Le fâcheux maintenant devait, de guerre lasse, avoir rebroussé chemin, jeté son dévolu sur quelque autre passante.
« Hein, Bobette, cria-t-elle au loulou dont le grelot d'or tintait ironique et joyeux, y a-t-il dans ce bas monde des bonshommes désagréables et stupides?… Si on le revoit jamais, ce numéro-là, je t'autorise à grignoter son pantalon! »
A ce moment, elle retourna la tête, et vous vous imaginez son dépit et sa colère lorsqu'elle se heurta de nouveau à Lansade.
« Ah! non! Vous exagérez, le monsieur! s'exclama-t-elle. Je ne vous ai pas pris à l'heure! »
Et comme il la dévisageait, déconcerté, quinaud, ne trouvant pas un mot drôle à lui riposter du tac au tac, elle éclata, malgré soi, de rire.
O ce rire frais, puéril, adorable, qui ressemblait aux trilles d'un rossignol, ce rire étincelant et mousseux qui jaillissait des lèvres épanouies et des dents de nacre, ce rire fou de gosse aux pures vibrations de cristal qui résonnait comme un carillon de fête, ce rire qu'on eût voulu savourer, boire à lentes gorgées dans un baiser, ainsi qu'une liqueur résurrectrice!
« Pardonnez-moi, madame, cette insistance ridicule, parvint enfin à balbutier Hubert, mais croyez que je ne la regrette pas… On entreprendrait tout de suite le tour de Paris pour entendre une pareille musique… »
Il se présenta alors respectueusement et lui expliqua avec assez de verve son cas. Elle sourit. Le sourire valait le rire. Ils causèrent jusqu'au lac.
« Je n'aime que l'imprévu, murmura-t-elle.

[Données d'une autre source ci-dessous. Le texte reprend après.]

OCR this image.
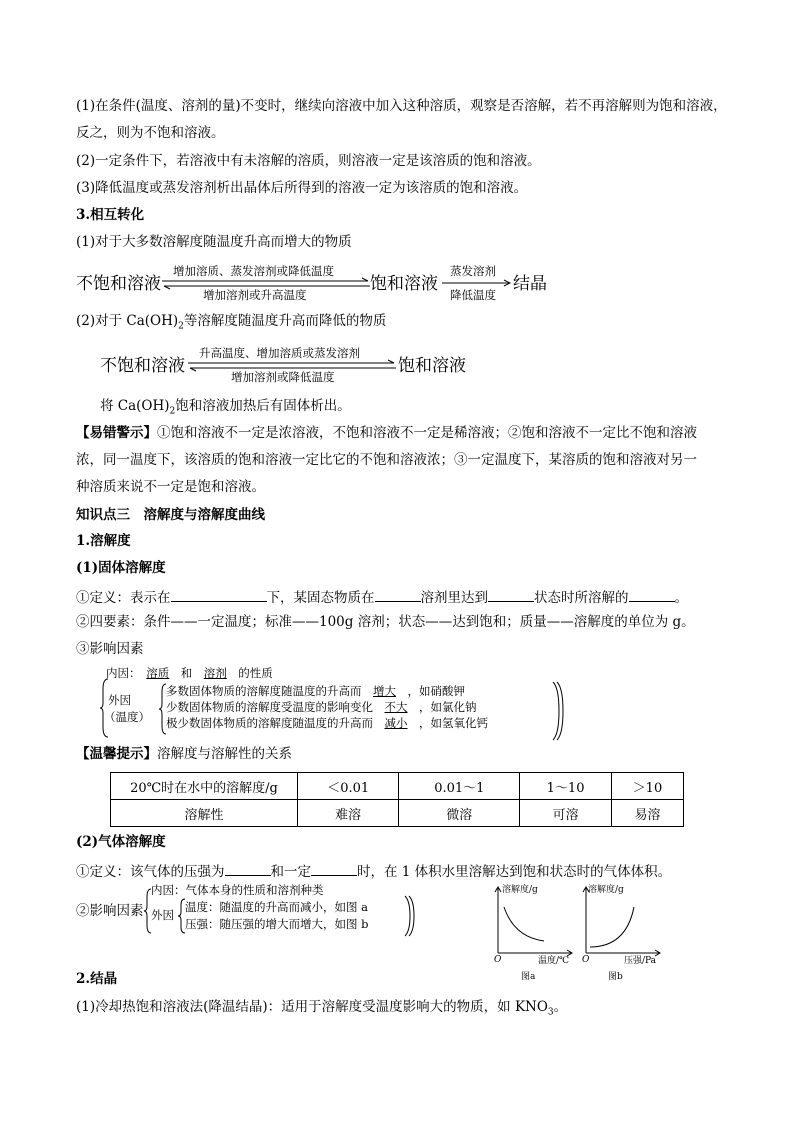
(1)在条件(温度、溶剂的量)不变时，继续向溶液中加入这种溶质，观察是否溶解，若不再溶解则为饱和溶液，
反之，则为不饱和溶液。
(2)一定条件下，若溶液中有未溶解的溶质，则溶液一定是该溶质的饱和溶液。
(3)降低温度或蒸发溶剂析出晶体后所得到的溶液一定为该溶质的饱和溶液。
3.相互转化
(1)对于大多数溶解度随温度升高而增大的物质
不饱和溶液
增加溶质、蒸发溶剂或降低温度
增加溶剂或升高温度
饱和溶液
蒸发溶剂
降低温度
结晶
(2)对于 $Ca(OH)_2$等溶解度随温度升高而降低的物质
不饱和溶液
升高温度、增加溶质或蒸发溶剂
增加溶剂或降低温度
饱和溶液
将 $Ca(OH)_2$饱和溶液加热后有固体析出。
【易错警示】①饱和溶液不一定是浓溶液，不饱和溶液不一定是稀溶液；②饱和溶液不一定比不饱和溶液
浓，同一温度下，该溶质的饱和溶液一定比它的不饱和溶液浓；③一定温度下，某溶质的饱和溶液对另一
种溶质来说不一定是饱和溶液。
知识点三　溶解度与溶解度曲线
1.溶解度
(1)固体溶解度
①定义：表示在	下，某固态物质在	溶剂里达到	状态时所溶解的	。
②四要素：条件——一定温度；标准——100g 溶剂；状态——达到饱和；质量——溶解度的单位为 g。
③影响因素
内因：　 溶质　 和　 溶剂　 的性质
外因
（温度）
多数固体物质的溶解度随温度的升高而　 增大　 ，如硝酸钾
少数固体物质的溶解度受温度的影响变化　 不大　 ，如氯化钠
极少数固体物质的溶解度随温度的升高而　 减小　 ，如氢氧化钙
【温馨提示】溶解度与溶解性的关系
20℃时在水中的溶解度/g	＜0.01	0.01～1	1～10	＞10
溶解性	难溶	微溶	可溶	易溶
(2)气体溶解度
①定义：该气体的压强为	和一定	时，在 1 体积水里溶解达到饱和状态时的气体体积。
②影响因素
内因：气体本身的性质和溶剂种类
外因
温度：随温度的升高而减小，如图 a
压强：随压强的增大而增大，如图 b
溶解度/g
温度/℃
O
图a
溶解度/g
压强/Pa
O
图b
2.结晶
(1)冷却热饱和溶液法(降温结晶)：适用于溶解度受温度影响大的物质，如 $KNO_3$。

— Que vous avez raison! répondit-il.
— Je suis un peu toquée.
— Je vous revendrai de ma sagesse.
— Est-elle de bonne qualité?
— De la meilleure… Je la garantis! »
Qu'ajouterai-je? La dame en mauve avait perdu son mari avant même de savoir si elle l'aimerait ou si elle le tromperait. Elle en portait le demi-deuil. Coquette, fantasque, affranchie, elle eût attisé de ses petites mains le feu le plus vif sans s'y brûler. Hubert de Lansade, après d'infructueux assauts, finit par le reconnaître. Et nous recevrons, cette semaine, un faire-part de mariage.